GFZA targets creation of green Special Economic Zones to further drive FDI
The Ghana Free Zones Authority (GFZA) according to its Chief Executive Officer (CEO), Ambassador Mike Oquaye Jn., is looking to prioritise the creation of green special economic zones (SEZ) in the country.
The creation of green SEZs he noted, is to further drive foreign direct investment (FDI) into the country.
Speaking at the 3rd Annual Investment Week 2022, Ambassador Mike Oquaye Jn. averred SEZs are considered as one of the most powerful policy tools to attract regional value chain (RVC) and Global Value Chain (GVC)-linked investments among developing countries such as Ghana.
According to him, Ghana, like India and China must leap-frog the rest of the world and make its SEZs green as it is the country’s next step to prosperity.
“I have just returned from a meeting of Africa Economic Zone Organization (AEZO), held in Abuja, Nigeria. The focus of the meeting was on the theme “Economic resilience, green growth and industrial transformation;”. Sustainability is becoming a topical issue and the SEZs have been identified to be the model and a starting point for the rest of the continent.
“There was no doubt that there is intense competition among developing countries to attract regional value chain (RVC) and Global Value Chain (GVC)-linked investment, using various policy tools of which the SEZ is considered the most powerful.
“The next step to Prosperity is therefore the SPECIAL ECONOMIC ZONES,” he quipped.

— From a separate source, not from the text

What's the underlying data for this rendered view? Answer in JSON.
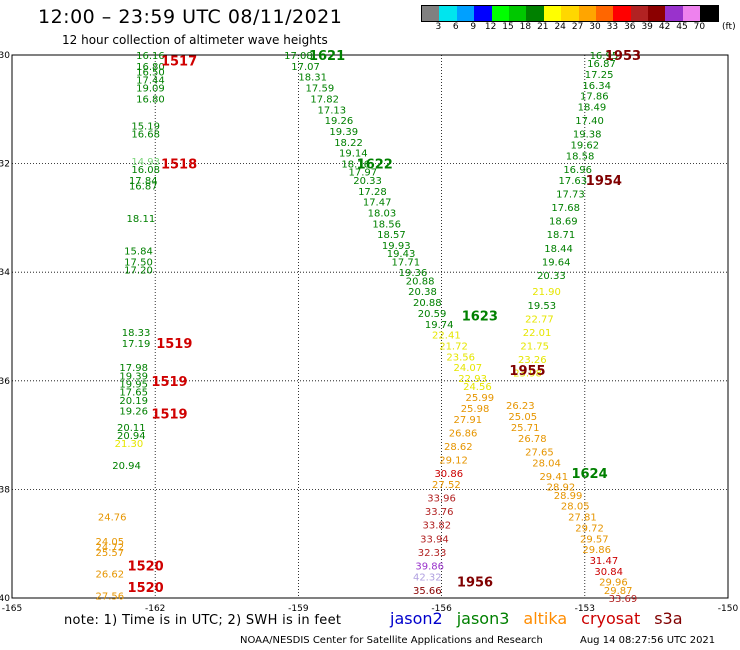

“Firstly, we must leap frog the rest of the world and make all SEZ’s green. No carbon footprints like in India or China etc., we must invest more in recycled waste and water, eco-friendly buildings as well as solar energy among other renewable energy options.
“As a way forward, green development will be a priority in developing new free zone enclaves, under the Ghana Free Zones Agency in charge of SEZs,” he added.
According to Ambassador Mike Oquaye Jn., there are currently 217 active free zone enterprises.
Cumulatively, the free zone enterprises have made export earnings of over US$27 billion employing about 33,000 people directly with over 31,000 being Ghanaians.
Special economic zones (SEZs) have long been touted as an effective way to ramp up foreign direct investment (FDI), increase trade and provide jobs for developing and developed countries alike.
SEZs come in many forms, but they are usually geographically limited areas where companies enjoy tax benefits and other legal privileges, set up in order to attract foreign investment and boost employment.
In Africa, the first SEZ was unveiled in Mauritius in 1970, followed by Ghana and Senegal towards the end of the decade. According to UNCTAD’s Handbook on Special Economic Zones in Africa, by 2020 there were 237 SEZs in Africa in 38 of the continent’s 54 countries.